Gabriel se decía mentalmente:

—No… no puedo censurar su debilidad, porque se parece a la mía. Yo contaba con ellos, y no parece sino que ellos cuentan conmigo.

—¿Qué os proponéis hacer? —preguntó La Rénaudie al abogado.

—Permanecer dentro de los límites de la legalidad; esperar —contestó resueltamente el abogado—. Han sido presos Anne Dubourg, Enrique Dufaur y tres de nuestros amigos del Parlamento; ¿pero, quién nos dice que les condenarán, que les acusarán siquiera? Mi opinión es que nuestras violencias no servirán más que para provocar las del poder. ¡Quién sabe si de nuestra prudencia depende la salvación de las víctimas! Tengamos la calma que da la fuerza, y la dignidad que nace del derecho, y dejemos toda la sinrazón a nuestros perseguidores. Esperemos. Cuando vean nuestra moderación y nuestra firmeza, se mirarán muy mucho antes de declararnos la guerra, de la misma manera que os suplico, amigos y hermanos míos, que vosotros reflexionéis bien antes de dar la señal de las represalias.

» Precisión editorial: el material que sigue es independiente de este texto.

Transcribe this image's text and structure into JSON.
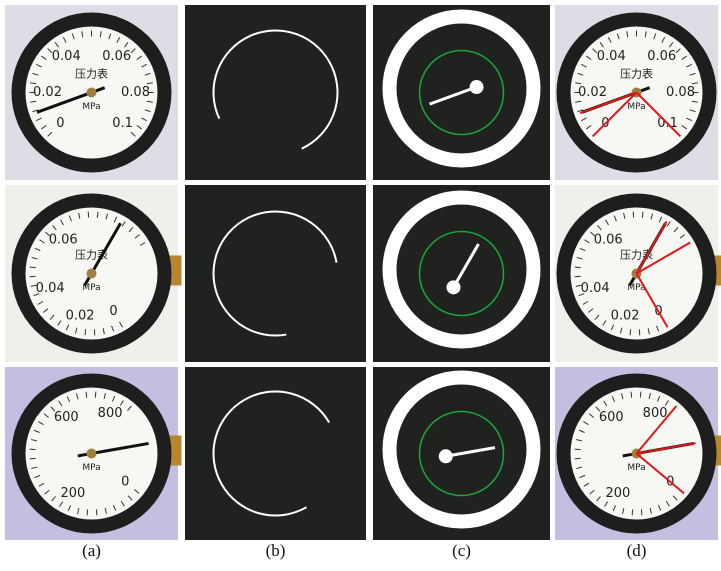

Calló Des Avenelles y empezaron de nuevo los aplausos.

El abogado, envanecido, con justicia, quiso dejar bien sentada su victoria.

—¡Qué levanten las manos los que piensen como yo! —dijo.

Casi todas las manos se levantaron para demostrar que la opinión del abogado era la de la asamblea.

—Decidimos, pues… —añadió.

—No decidáis nada —interrumpió Castelnau.

—Dejar para mejor ocasión los recursos extremos —prosiguió Des Avenelles dirigiendo una mirada furiosa a quien le había interrumpido.

El ministro evangélico David propuso que se cantase otro salmo para pedir a Dios la libertad de los pobres presos.

—¡Vámonos! —dijo La Rénaudie a Gabriel—. Me indigna y me irrita lo que aquí sucede. Esta gente no sabe más que cantar. Lo único que tienen de sedicioso son los salmos.

Cuando estuvieron en la calle, fueron caminando en silencio.

Se despidieron en el puente de Nuestra Señora, tomando La Rénaudie la dirección del Arrabal de Saint-Germain y Gabriel la del Arsenal.

—Adiós, señor de Exmés —dijo La Rénaudie—. Siento haberos hecho perder el tiempo, pero os ruego que creáis que no hemos pronunciado aún la última palabra. Han faltado a la reunión de esta noche el príncipe, Coligny y nuestros mejores miembros.

—No he perdido el tiempo, amigo mío —contestó Gabriel—. Es posible que dentro de poco os convenzáis de ello.

—¡Tanto mejor! Sin embargo, dudo…

—Pues no dudéis. Tenía necesidad de saber si los protestantes principiaban a perder la paciencia, y ha sido para mis planes más útil de lo que os figuráis comprobar que no están aún desesperados.